You need to take of yourself first. Make YOU a priority!
I don't know how this ended up at the bottom of my post... just not my day..lol

MaggieMarshall and Danamovedon,

Slavery is alive and well in the US despite the civil war! It's just emotoinal/psychological.

Its covertness for women seems to even have cultural and social support which makes it even more hidden. But it is symptomatic of emotional incest which grooms the child for future enslavement. This takes place in the lives of some women and some men. It even takes place in Christian homes.

It's chains are invisible and yet very real as well as very difficult to break. There are three major books about this emotional slavery.

The Emotional Incest Syndrome: What to do When a Parent's Love Rules Your Life.

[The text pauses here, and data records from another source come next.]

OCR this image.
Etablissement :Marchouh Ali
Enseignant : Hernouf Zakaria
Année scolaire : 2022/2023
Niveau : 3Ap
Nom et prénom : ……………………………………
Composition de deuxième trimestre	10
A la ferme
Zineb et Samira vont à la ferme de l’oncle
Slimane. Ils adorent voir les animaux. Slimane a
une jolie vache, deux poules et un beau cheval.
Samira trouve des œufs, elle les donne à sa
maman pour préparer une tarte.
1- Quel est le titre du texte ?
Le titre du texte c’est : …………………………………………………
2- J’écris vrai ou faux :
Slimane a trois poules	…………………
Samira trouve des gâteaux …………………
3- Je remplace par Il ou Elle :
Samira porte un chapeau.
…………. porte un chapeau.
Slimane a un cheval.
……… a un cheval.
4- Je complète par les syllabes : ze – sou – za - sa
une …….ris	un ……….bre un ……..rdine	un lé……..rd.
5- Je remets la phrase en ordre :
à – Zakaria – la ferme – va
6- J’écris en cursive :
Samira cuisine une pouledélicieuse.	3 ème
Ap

Silently Seduced: When Parents Make Their Children Partners

When He's Married to Mom: How to Help Mother-Enmeshed Men Open Their Hearts to True Love and Commitment,

There needs to be a book specifically written for husbands whose wives are enslaved to their mom's due to this covert emotional incest. It does happen. It happened to my wife whose worked extremely hard in therapy to get her freedom. It's nice not feeling married to more than one person. Sad to say, her twin sister continues to live in such slavery to a narcissistic mom who treated her husband like a slave and is a preacher's daughter, although a very uneducated, fundamentalist one.

All caregivers have health problems. I've heard people say that it is rewarding, and I won't refute that. It is also life-shortening, and that's also a fact. In my last year of caring for mom at home, I packed on 50 pounds because of this lifestyle, developed borderline hypertension, joint pain, chest pain. I would delay seeing my own doctor because something so much more urgent would come up with my mom. She's in a nh home now, but that does not mean I'm not still a caregiver! Everyone knows that nursing home care is sub-par, no matter how "good" the nh is. If you're not ok with that, you end up supplementing. But I digress. Yes! I developed health problems and No! they did not go away when mom went into a nursing home. My friend's mom is in one of the better nursing homes in our area and she was recently hospitalized bacuse a UTI had "gone into her blood." And the care at her nh is better than most!